The Cluster Manager is a long-running service, on which node it is running?

A cluster manager is just a manager of resources, i.e. CPUs and RAM, that SchedulerBackends use to launch tasks. A cluster manager does nothing more to Apache Spark, but offering resources, and once Spark executors launch, they directly communicate with the driver to run tasks.

You can start a standalone master server by executing:

./sbin/start-master.sh

Can be started anywhere.

To run an application on the Spark cluster

./bin/spark-shell --master spark://IP:PORT

Is it possible that the Master and the Driver nodes will be the same machine? I presume that there should be a rule somewhere stating that these two nodes should be different?

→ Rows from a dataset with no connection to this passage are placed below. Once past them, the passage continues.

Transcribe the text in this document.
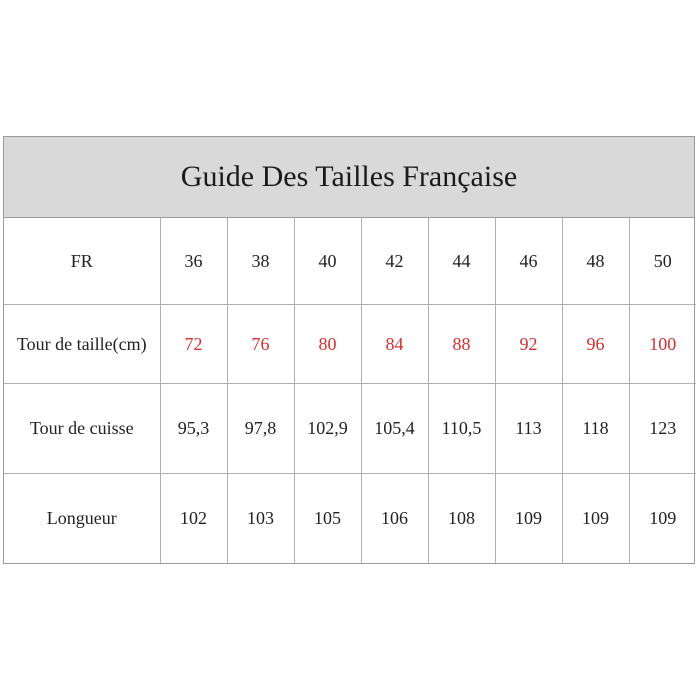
Guide Des Tailles Française
FR	36	38	40	42	44	46	48	50
Tour de taille(cm)	72	76	80	84	88	92	96	100
Tour de cuisse	95,3	97,8	102,9	105,4	110,5	113	118	123
Longueur	102	103	105	106	108	109	109	109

In standalone mode, when you start your machine certain JVM will start.Your SparK Master will start up and on each machine Worker JVM will start and they will register with the Spark Master. Both are the resource manager.When you start your application or submit your application in cluster mode a Driver will start up wherever you do ssh to start that application. Driver JVM will contact to the SparK Master for executors(Ex) and in standalone mode Worker will start the Ex. So Spark Master is per cluster and Driver JVM is per application.

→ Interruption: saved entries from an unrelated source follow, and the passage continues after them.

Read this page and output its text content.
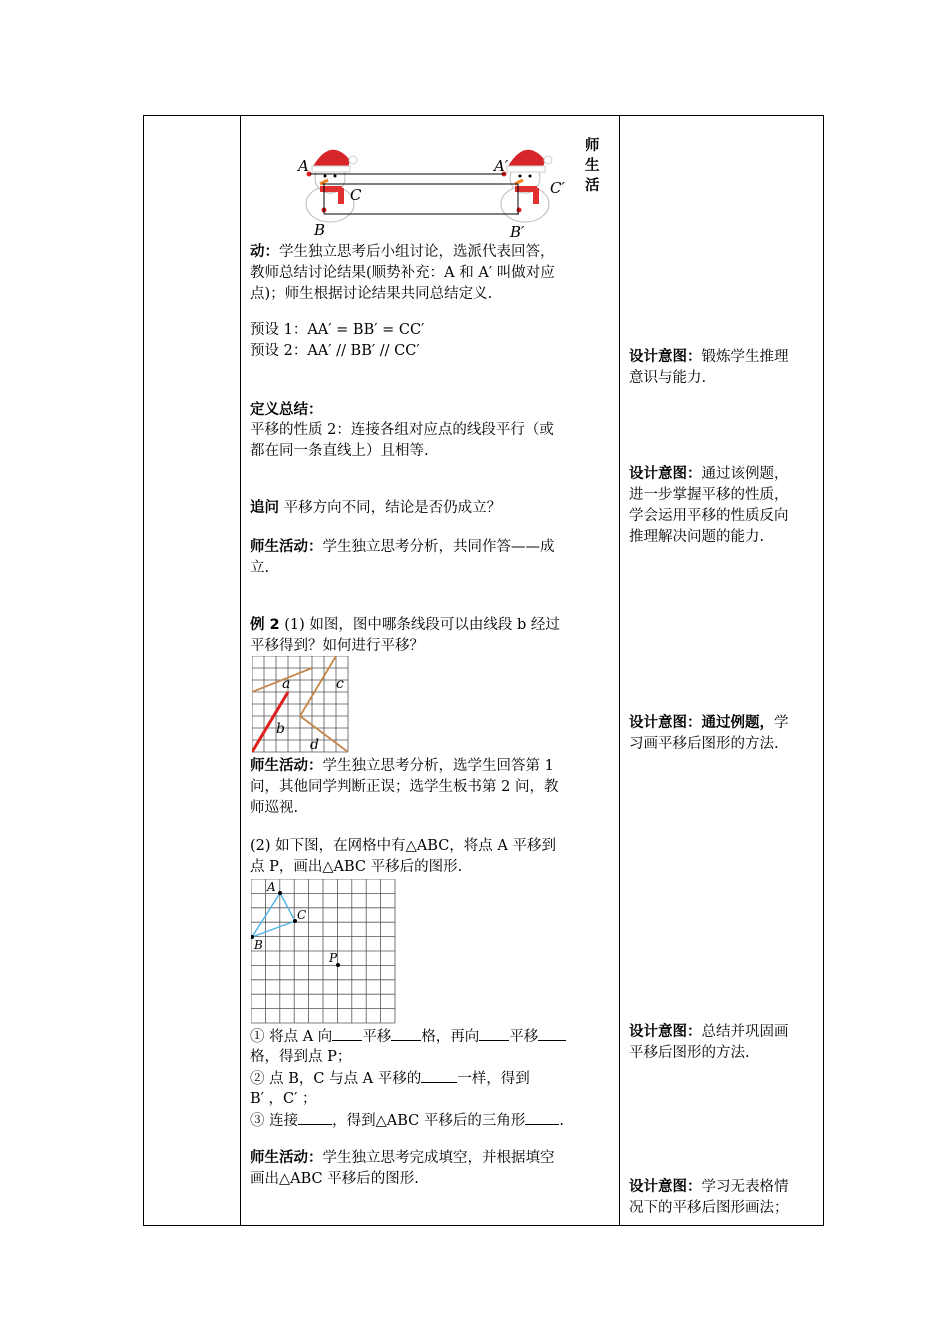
A
B
C
A′
B′
C′
师
生
活
动：学生独立思考后小组讨论，选派代表回答，
教师总结讨论结果(顺势补充：A 和 A′ 叫做对应
点)；师生根据讨论结果共同总结定义.
预设 1：AA′ = BB′ = CC′
预设 2：AA′ // BB′ // CC′
定义总结：
平移的性质 2：连接各组对应点的线段平行（或
都在同一条直线上）且相等.
追问 平移方向不同，结论是否仍成立？
师生活动：学生独立思考分析，共同作答——成
立.
例 2 (1) 如图，图中哪条线段可以由线段 b 经过
平移得到？如何进行平移？
a
b
c
d
师生活动：学生独立思考分析，选学生回答第 1
问，其他同学判断正误；选学生板书第 2 问，教
师巡视.
(2) 如下图，在网格中有△ABC，将点 A 平移到
点 P，画出△ABC 平移后的图形.
A
B
C
P
① 将点 A 向 平移 格，再向 平移
格，得到点 P；
② 点 B，C 与点 A 平移的 一样，得到
B′ ，C′ ；
③ 连接 ，得到△ABC 平移后的三角形 .
师生活动：学生独立思考完成填空，并根据填空
画出△ABC 平移后的图形.
设计意图：锻炼学生推理
意识与能力.
设计意图：通过该例题，
进一步掌握平移的性质，
学会运用平移的性质反向
推理解决问题的能力.
设计意图：通过例题，学
习画平移后图形的方法.
设计意图：总结并巩固画
平移后图形的方法.
设计意图：学习无表格情
况下的平移后图形画法；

In case where the Driver node fails, who is responsible of re-launching the application? and what will happen exactly? i.e. how the Master node, Cluster Manager and Workers nodes will get involved (if they do), and in which order?

If a Ex JVM will crashes the Worker JVM will start the Ex and when Worker JVM ill crashes Spark Master will start them. And with a Spark standalone cluster with cluster deploy mode, you can also specify --supervise to make sure that the driver is automatically restarted if it fails with non-zero exit code.Spark Master will start Driver JVM

Similarly to the previous question: In case where the Master node fails, what will happen exactly and who is responsible of recovering from the failure?

failing on master will result in executors not able to communicate with it. So, they will stop working. Failing of master will make driver unable to communicate with it for job status. So, your application will fail. Master loss will be acknowledged by the running applications but otherwise these should continue to work more or less like nothing happened with two important exceptions:

1.application won't be able to finish in elegant way.

2.if Spark Master is down Worker will try to reregisterWithMaster. If this fails multiple times workers will simply give up.

reregisterWithMaster()-- Re-register with the active master this worker has been communicating with. If there is none, then it means this worker is still bootstrapping and hasn't established a connection with a master yet, in which case we should re-register with all masters. It is important to re-register only with the active master during failures.worker unconditionally attempts to re-register with all masters, will may arise race condition.Error detailed in SPARK-4592:

At this moment long running applications won't be able to continue processing but it still shouldn't result in immediate failure. Instead application will wait for a master to go back on-line (file system recovery) or a contact from a new leader (Zookeeper mode), and if that happens it will continue processing.